Saturday 29 October 2016

[REVIEW] Love In The Kingdom Of Oil



Penulis             : Nawal El-Saadawi
Penerjemah      : Masri Maris
Penerbit           : Yayasan Pustaka Obor Indonesia
Halaman          : 252 hlm, 11 x 17 cm
ISBN               : 978-979-461-811-0

Berita itu muncul dalam surat kabar hari itu, bulan September. Hanya setengah baris, cetakannya pun kabur, bunyinya:
Seorang perempuan pergi cuti dan tidak kembali. (Hlm. 1)
_______________________________________________________________________

BLUR
Diceritakan dalam novel ini seorang perempuan di negeri Timur Tengah yang bekerja tidak selayaknya perempuan lain. Dia mengerjakan apa yang kaum lelaki kerjakan yaitu sebagai arkeolog, yang kemudian menghilang tanpa jejak, atau diduga cuti dengan alasan yang tak jelas. Para pembaca diajak mengalami alur cerita yang dialami perempuan tersebut secara tak lazim. Beragam pertanyaan menghinggapi benak kepolisisan yang menyelidiki kasus ini: apakah perempuan ini tipe pemberontak? Apakah ini sedang mengalami dilema moral? Tak seorang pun memahami bagaimana perempuan tersebut lenyap begitu saja, meninggalkan suami dan rumahnya.
****************

REVIEW
Seperti yang tertera di belakang kovernya, di novel ini penulis menyajikan genre satir surealis dengan memvisualkan hakikat berpikir. Novel ini merupakan novel terjemahan Mesir yang memiliki judul asli Al-Hubbu Fi Zamani An-Nafthi. penulis yang terkenal sebagai tokoh feminis di Mesir ini, menghadirkan keterkaitan antara perempuan dengan sejarah Mesir masa pra-Islam. Pada masa pra-Islam dulu, perempuan diposisikan sebagai imperior yang harus selalu tunduk atas perintah lelaki, sementara lelaki yang diposisikan sebagai superior bebas memerlakukan perempuan sekehendak mereka.

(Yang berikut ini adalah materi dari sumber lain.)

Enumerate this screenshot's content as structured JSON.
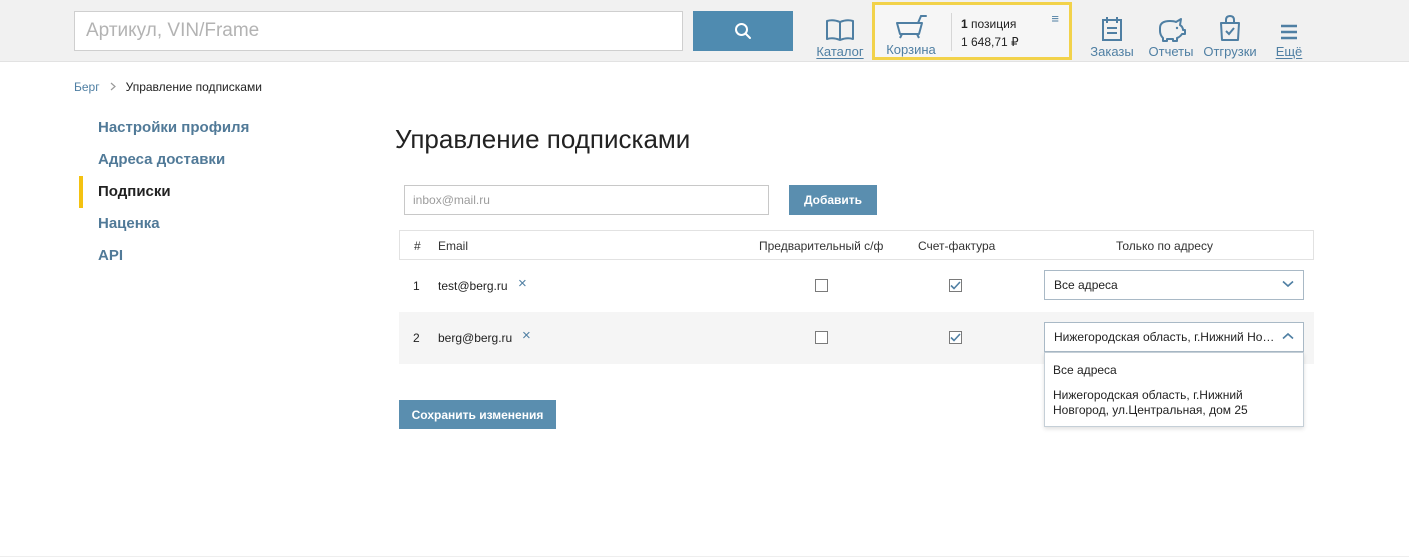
{
  "header": {
    "search_placeholder": "Артикул, VIN/Frame",
    "catalog_label": "Каталог",
    "cart": {
      "label": "Корзина",
      "count_number": "1",
      "count_word": " позиция",
      "sum": "1 648,71 ₽",
      "menu_icon": "≡"
    },
    "orders_label": "Заказы",
    "reports_label": "Отчеты",
    "shipments_label": "Отгрузки",
    "more_label": "Ещё",
    "accent_color": "#4f8bb0",
    "cart_border_color": "#f2d24a"
  },
  "breadcrumb": {
    "root": "Берг",
    "separator": ">",
    "current": "Управление подписками"
  },
  "sidebar": {
    "items": [
      {
        "label": "Настройки профиля",
        "active": false
      },
      {
        "label": "Адреса доставки",
        "active": false
      },
      {
        "label": "Подписки",
        "active": true
      },
      {
        "label": "Наценка",
        "active": false
      },
      {
        "label": "API",
        "active": false
      }
    ],
    "active_color": "#f4c211"
  },
  "main": {
    "title": "Управление подписками",
    "email_placeholder": "inbox@mail.ru",
    "add_button": "Добавить",
    "save_button": "Сохранить изменения",
    "table": {
      "headers": {
        "num": "#",
        "email": "Email",
        "preliminary": "Предварительный с/ф",
        "invoice": "Счет-фактура",
        "address": "Только по адресу"
      },
      "rows": [
        {
          "num": "1",
          "email": "test@berg.ru",
          "preliminary": false,
          "invoice": true,
          "address": "Все адреса",
          "open": false
        },
        {
          "num": "2",
          "email": "berg@berg.ru",
          "preliminary": false,
          "invoice": true,
          "address": "Нижегородская область, г.Нижний Новгород, ул.Центральная, дом 25",
          "open": true
        }
      ],
      "remove_icon": "×"
    },
    "dropdown_options": [
      "Все адреса",
      "Нижегородская область, г.Нижний Новгород, ул.Центральная, дом 25"
    ]
  }
}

“Aku tak mengerti mengapa kau tidak membebaskan aku.”
“Membebaskanmu?”
“Ya. Aku manusia seperti kau, aku punya hak.”
“Apa?”
“Hak-hak perempuan! Apa kau tak tahu hak-hak perempuan?”
“Kami belum pernah mendengar hal seperti itu. Kami memiliki hak laki-laki. Hanya itu.” (Hlm. 68)

Novel ini merupakan cerita paling surealis yang pernah saya baca. Butuh pemahaman dan ketelitian tingkat tinggi untuk mengartikan setiap adegan pada alur cerita. Yang menarik, tidak ada satu pun nama tokoh yang disebutkan dalam novel ini. Hanya jenis kelamin dan profesi para tokoh saja yang disebutkan sebagai pengganti nama-nama mereka, seperti tokoh perempuan, suami, lelaki, komisaris polisi, atasan si perempuan, raja, para lelaki, dan para perempuan.

Perempuan itu terus melangkah, sambil berpegangan pada tali tasnya yang terjulai dari bahunya, seolah-olah ia sedang digerakkan oelh sesuatu yang tak kuasa ia lawan ke sebuah tuuan yang sudah pasti. (Hlm. 13)
Suami perempuan itu membisu, kedua bibirnya terkatup rapat. Matanya terbelalak seperti orang tersentak dari tidur. (Hlm. 3)
Atasan perempuan itu duduk bersilang kaki. (Hlm. 5)
Inspektur polisi mengangguk tanda mengerti. (Hlm. 5)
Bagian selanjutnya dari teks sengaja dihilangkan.